Reporters have noted that the “Yellow Vests” (Gilets Jaunes) are predominantly men in their 30s and 40s. In some areas, the protest movement has united members of the far right and far left for the common cause of opposing Macron’s administration. Because of the turmoil, French Interior Minister Christophe Castaner said on Sunday, December 2, that he and the president have not ruled out declaring a state of emergency in the country. (Following the 2015 Paris terrorist attacks, the president’s ability to do so was greatly expanded.)
On Saturday, Macron returned to Paris from the G20 summit in Argentina to inspect the damage wrought upon some of the city’s cultural landmarks. The Arc de Triomphe was a target of violence, as was the high-end Champs-Elysées. Protesters graffitied the landmark’s exterior and ransacked its interior, destroying a statue of Marianne (a symbol of the French Republic) according to security footage.
Vandalism spread across the famous Tuileries gardens and into the Place de la Concorde. Cars smoldered after being set alit in front of the famous Orangerie and Jeu de Paume galleries; the latter of which had its glass windows smashed in by some demonstrators. Protests also forced many of the city’s museums to shutter their doors on Saturday. The Grand Palais has closed its doors for the last two Saturdays because of the Yellow Vests demonstrations. The Petit Palais also closed. The Musée des Arts Décoratifs closed its entrance on the Rue de Rivoli, obliging visitors to enter via its secondary, back entrance near the Tuileries gardens. And for security reasons, the Musée Nissim-de-Camondo in the 8th arrondissement closed its doors early at 4pm.

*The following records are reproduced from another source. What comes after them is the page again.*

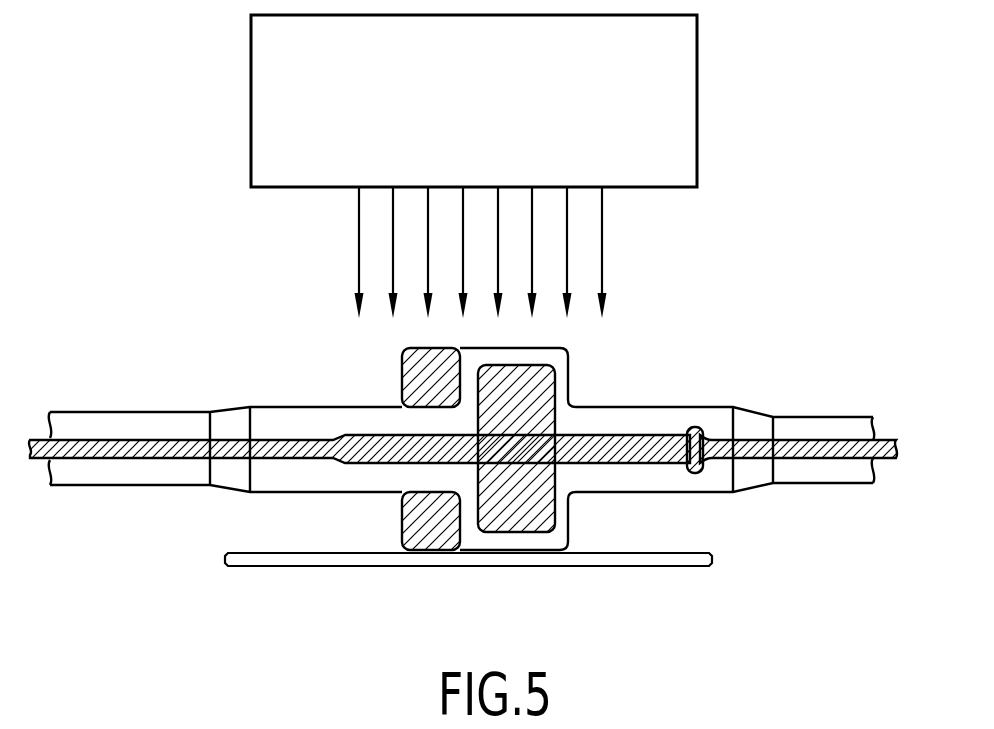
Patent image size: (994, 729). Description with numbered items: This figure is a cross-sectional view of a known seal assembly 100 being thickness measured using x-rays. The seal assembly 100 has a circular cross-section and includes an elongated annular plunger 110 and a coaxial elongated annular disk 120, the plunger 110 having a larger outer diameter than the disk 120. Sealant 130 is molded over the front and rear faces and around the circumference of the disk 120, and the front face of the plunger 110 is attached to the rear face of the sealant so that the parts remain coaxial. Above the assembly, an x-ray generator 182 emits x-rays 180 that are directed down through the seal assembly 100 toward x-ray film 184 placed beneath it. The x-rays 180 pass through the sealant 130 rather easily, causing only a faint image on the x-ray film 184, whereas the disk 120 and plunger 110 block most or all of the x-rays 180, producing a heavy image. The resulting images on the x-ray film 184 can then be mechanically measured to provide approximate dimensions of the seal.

The seal assembly 100 is at (382, 506).
The plunger 110 is at (430, 540).
The disk 120 is at (512, 515).
The sealant 130 is at (560, 540).
The x-rays 180 is at (602, 259).
The x-ray generator 182 is at (495, 120).
The x-ray film 184 is at (680, 580).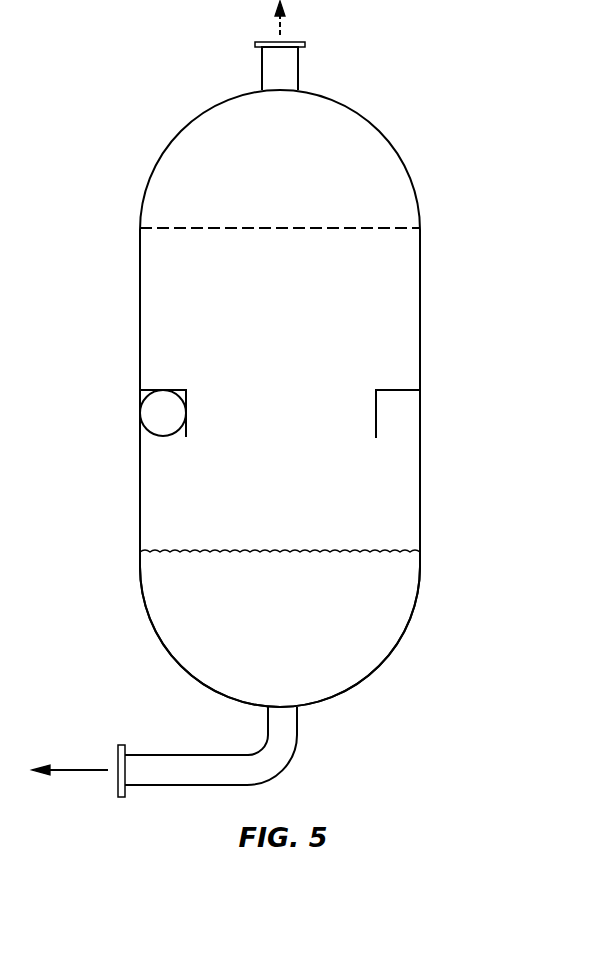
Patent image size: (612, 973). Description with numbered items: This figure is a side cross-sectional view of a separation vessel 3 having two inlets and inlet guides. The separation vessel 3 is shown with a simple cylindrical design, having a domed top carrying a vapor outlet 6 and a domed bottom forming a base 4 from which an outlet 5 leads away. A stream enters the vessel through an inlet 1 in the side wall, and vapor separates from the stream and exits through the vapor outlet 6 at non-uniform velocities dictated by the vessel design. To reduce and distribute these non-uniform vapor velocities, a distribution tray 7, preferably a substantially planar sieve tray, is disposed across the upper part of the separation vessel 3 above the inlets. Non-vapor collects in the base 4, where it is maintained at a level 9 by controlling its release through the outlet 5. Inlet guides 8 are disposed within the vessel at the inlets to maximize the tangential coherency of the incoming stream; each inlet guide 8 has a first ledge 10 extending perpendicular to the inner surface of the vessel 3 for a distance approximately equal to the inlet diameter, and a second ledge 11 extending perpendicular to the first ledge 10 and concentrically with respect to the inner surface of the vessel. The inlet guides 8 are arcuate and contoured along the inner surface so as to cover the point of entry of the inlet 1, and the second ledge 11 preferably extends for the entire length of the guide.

The inlet 1 is at (147, 397).
The separation vessel 3 is at (163, 150).
The base 4 is at (153, 575).
The outlet 5 is at (190, 753).
The vapor outlet 6 is at (260, 66).
The distribution tray 7 is at (335, 228).
The inlet guide 8 is at (165, 390).
The level 9 is at (400, 550).
The first ledge 10 is at (388, 390).
The second ledge 11 is at (376, 413).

However, civil unrest did not have a big affect on the Parisian auction world. Artcurial auction house, located on the Champs-Elysées, has had its Saturday auctions interrupted for the last two weeks but still made a healthy profit on its rescheduled Sunday auction, which surpassed $1.48 million.
‘‘What happened today in Paris has nothing to do with the peaceful expression of legitimate anger,” Macron said on Saturday. “Nothing justifies attacking the security forces, vandalizing businesses, either private or public ones, or that passers-by or journalists are threatened, or the Arc de Triomphe defaced.”
Public opinion polls in the last week suggest that somewhere between 70 to 80% of French people sympathize with the contention of the Yellow Vest protesters that Macron “talks about the end of the world while we are talking about the end of the month.” The comment underscores a dissonance between Macron’s policy agenda and the primary concerns of most French people, who have increasingly seen their take-home pay fall behind their living costs. Like the United States, France has also contended in recent years with rising inequality and financial instability for its lower and middle classes.